Vollkommen gratis hat der teure McKinsey für den Bundesverband einen Leitfaden und ein Handbuch für Aufbau und Betrieb einer Tafel verfasst, bindende Lektüre für jedes seiner Mitglieder.
Es gibt auch handfeste Gründe, das sich so viele große Konzerne so fleißig an den Tafeln beteiligen:
Die Tafel ist ein sogenannter Sympathieträger mit hohem Ansehen, die aus dem Nichts eine Art Schlaraffenland hervorzaubert.
Für viele Arme ist sie nicht mehr wegzudenken. Und auch nicht für viele Lebensmittelketten, Discounter und Geschäfte. Ehedem musste bezahlt werden für die Abholung des “Biomülls” – aus dem die Entsorgerfirmen eine Gärsubstanz herstellen, die sie an Biogasunternehmen weiterverkaufen, und die wiederum gewinnen aus 8.000 Tonnen Lebensmitteln ungefähr 3.000 Megawatt sauberen Strom.
Nun erspart die Entsorgung über die Tafeln nicht nur die Kosten, es gibt auch noch gratis eine Imagewerbung mit dazu.
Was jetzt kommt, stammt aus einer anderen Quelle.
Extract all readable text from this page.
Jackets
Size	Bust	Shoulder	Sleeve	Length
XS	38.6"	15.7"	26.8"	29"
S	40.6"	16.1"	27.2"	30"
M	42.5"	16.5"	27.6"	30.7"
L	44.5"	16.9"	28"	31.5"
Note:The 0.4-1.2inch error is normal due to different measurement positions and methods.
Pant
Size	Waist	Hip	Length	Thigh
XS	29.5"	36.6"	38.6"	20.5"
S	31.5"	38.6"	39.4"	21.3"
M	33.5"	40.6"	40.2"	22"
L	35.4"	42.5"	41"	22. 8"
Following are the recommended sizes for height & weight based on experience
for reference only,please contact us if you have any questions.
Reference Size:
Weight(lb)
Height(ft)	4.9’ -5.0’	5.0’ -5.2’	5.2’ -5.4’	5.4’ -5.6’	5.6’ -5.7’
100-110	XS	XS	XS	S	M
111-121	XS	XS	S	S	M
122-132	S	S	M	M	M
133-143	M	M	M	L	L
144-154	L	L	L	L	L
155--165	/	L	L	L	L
Und die steuerliche Abschreibung der Spende.
Biomüll, der früher teuer entsorgt werden mußte, wird heute gratis von den zweibeinigen Mülltonnen entsorgt, die der Staat per Gesetz der Industrie zur Verfügung stellt … so jedenfalls würde ich das formulieren. Ich muss ja auch nicht schauen, ob ich eventuell die Märkte oder die Merkel verunsichere.
Ich darf auch ganz deutlich sagen, das das die Arbeit der Tafeln ist: nicht “Armut lindern” (was auch Sache des Staates wäre), sondern Abfall entsorgen. Und das findet man auch – so eine weitere Zeugin, die nicht genannt werden möchte – im Sprachgebrauch der Tafeln wieder.
Wie nennen die ihre Kunden?
Abholer.
Diese Zeugin (selbst Unternehmerin) kann ich wenigstens zitieren:
Ich denke die anonyme Nennung ist in Ordnung. Auch meinerseits, wenn die Bezeichnung „Abholer“ für Besucher der Tafel erwähnt werden soll.
Als demütigend empfand jene Tafelbesucherin übrigens, dass man einen Teil der Besucher auswählte, die in einem Vorraum warten durften, während man die restlichen Menschen einfach mal eben auf die Straße setzte, bis man beschied, dass jetzt wiederum ein Teil im Vorraum warten darf. Ich habe mir vor Ort noch kein Bild machen können und ich weiß nicht einmal, ob sie mich reinlassen würden. Es ist schon mehr als merkwürdig und an diesem Abend mit einem Gespräch zwischen ehrenamtlicher Mitarbeiterin und ehemaliger Tafelbesucherin für mich glaubwürdig erfasst, dass es bei den Tafeln leider für die Menschen auch nicht so zugeht, dass sie sich nicht noch mehr gedemütigt fühlen, als durch ihre Lebensumstände eh schon geschehen.
Für mich selbst – aus meiner Sicht – sind scheinbar alle für mich wichtigen ideellen / moralischen Werte in dieser Gesellschaft abhanden gekommen. So altmodische Dinge wie Respekt vor anderen Menschen, gegenseitige Achtung, Hilfsbereitschaft / Nächstenliebe, Kulanz und alles was es uns ermöglicht uns als Gemeinschaft wahrzunehmen, die füreinander einsteht.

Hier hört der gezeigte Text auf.